Кстати, для меня русский человек, как ни странно, — непьющий. Не абсолютно, упаси бог, но пьет он только по праздникам. К сожалению, историческая судьба, исторические условия сделали все, чтобы вытравить, уничтожить аристократическую интеллигенцию, интеллект нации. А без мысли нация деградирует и спивается. Очами своими наблюдаю «премилые» лица в разных провинциальных городах нашей страны. Сейчас выползло огромное количество попрошаек. Раньше при советской власти милиция их гоняла, и жили мы вроде в чистой от бомжей Москве. Особенно чистой, когда проходит Олимпиада или другие «всенародные праздники». Сейчас все эти язвы, если не умножились, то вылезли. Куча детей, которые моют мне стекла на машине, хотя я их об этом не прошу. Попрошайки, инвалиды, и не поймешь, кто из них кто, но в основном это спившиеся люди.
* * *
В «Шуте Балакиреве» много сказано о пьянстве, нашем родном, страшном, жестоком, пошлом, беспробудном, комическом пьянстве. Там — ужас какой-то, там все спиваются: Петр Первый, Екатерина, слуги, военные… Сильно пьет там и Меншиков. Его играл Коля. И, чтобы еще точнее, правдивее выстроить этот образ, я искала литературу и давала ее Коле.
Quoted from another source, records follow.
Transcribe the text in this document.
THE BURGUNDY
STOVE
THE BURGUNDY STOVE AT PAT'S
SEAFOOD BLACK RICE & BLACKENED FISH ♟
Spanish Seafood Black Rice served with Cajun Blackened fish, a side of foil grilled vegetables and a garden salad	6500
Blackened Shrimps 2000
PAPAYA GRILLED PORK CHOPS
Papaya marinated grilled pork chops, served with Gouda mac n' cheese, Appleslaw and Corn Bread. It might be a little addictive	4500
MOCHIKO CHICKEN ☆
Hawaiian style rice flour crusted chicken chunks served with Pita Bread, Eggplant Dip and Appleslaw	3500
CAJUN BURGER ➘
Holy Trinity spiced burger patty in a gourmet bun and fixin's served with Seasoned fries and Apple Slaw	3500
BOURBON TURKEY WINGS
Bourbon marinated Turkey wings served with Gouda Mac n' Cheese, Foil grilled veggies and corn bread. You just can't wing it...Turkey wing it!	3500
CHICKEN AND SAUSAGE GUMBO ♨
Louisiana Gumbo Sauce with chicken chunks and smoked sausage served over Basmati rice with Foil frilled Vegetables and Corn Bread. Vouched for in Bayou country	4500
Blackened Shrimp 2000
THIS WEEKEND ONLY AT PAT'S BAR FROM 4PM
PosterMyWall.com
Что-то он успевал прочитать, что-то я ему пересказывала. И я нашла одну книгу о Меншикове. О том, что он очень серьезный государственный человек, что очень верующий человек, что фанатично предан своей семье, что в этих безудержных пьянках на закате царствования Петра он не участвовал. В этой книге был описан дом в Петербурге, который Меншиков выстроил первый, намного раньше Петра, и Петр жил у него в доме. Он был бесстрашный человек, ничего не боялся, и это он взял на себя огромную ответственность и выиграл битву под Полтавой. Он послал в бой своего единственного сына, хотя мог сделать так, чтобы сын остался в тылу, в запасе, и пошел ему на выручку, когда того окружили. Было в этой книге много написано о любви Меншикова к его дочкам, о том, как его сослали сначала в Москву, потом в Сибирь, и он поехал по Ярославскому тракту в страшную, промозглую неизвестность и по дороге у него отобрали все, и, не выдержав позора, умерла его жена. Как он с двумя дочками и одним холопом на двух телегах доехал до Сибири, и сам строил храм, в основание которого положил гроб с телом младшей дочери, умершей при родах. Как он писал письма в Петербург с просьбой простить его за те государственные ошибки, которые он, возможно, совершил, но — главное! — простить его дочь, вернуть ее в столицу, чтобы хотя бы один человек из всей семьи выжил… Наверное, эти факты теперь известны, но тогда об этом мало кто знал, и я их рассказывала Коле. И он играл Меншикова, подразумевая масштаб и трагизм этого человека. А внешне, на сцене, вроде все было очень смешно. Это был балаган, грубоватый и красочный. Но чем дальше шло действие, тем на душе становилось все горше и горше… Я бывала на репетициях «Шута Балакирева». Я видела, что Коля лишь внешне работает «под дурака». На самом деле он играет такого Меншикова, который потому так себя и выставляет, что наверняка знает, что дураку у нас легче проскочить. И Коля очень здорово это делал. Как бы говоря: «Ладно, ладно, вы тут валяйте дурака, а я-то знаю… Я тут с вами, шутами, прыгаю, а сам за ниточки дергаю». Он это очень хорошо умел — играть второй план, работать на сцене с подтекстом.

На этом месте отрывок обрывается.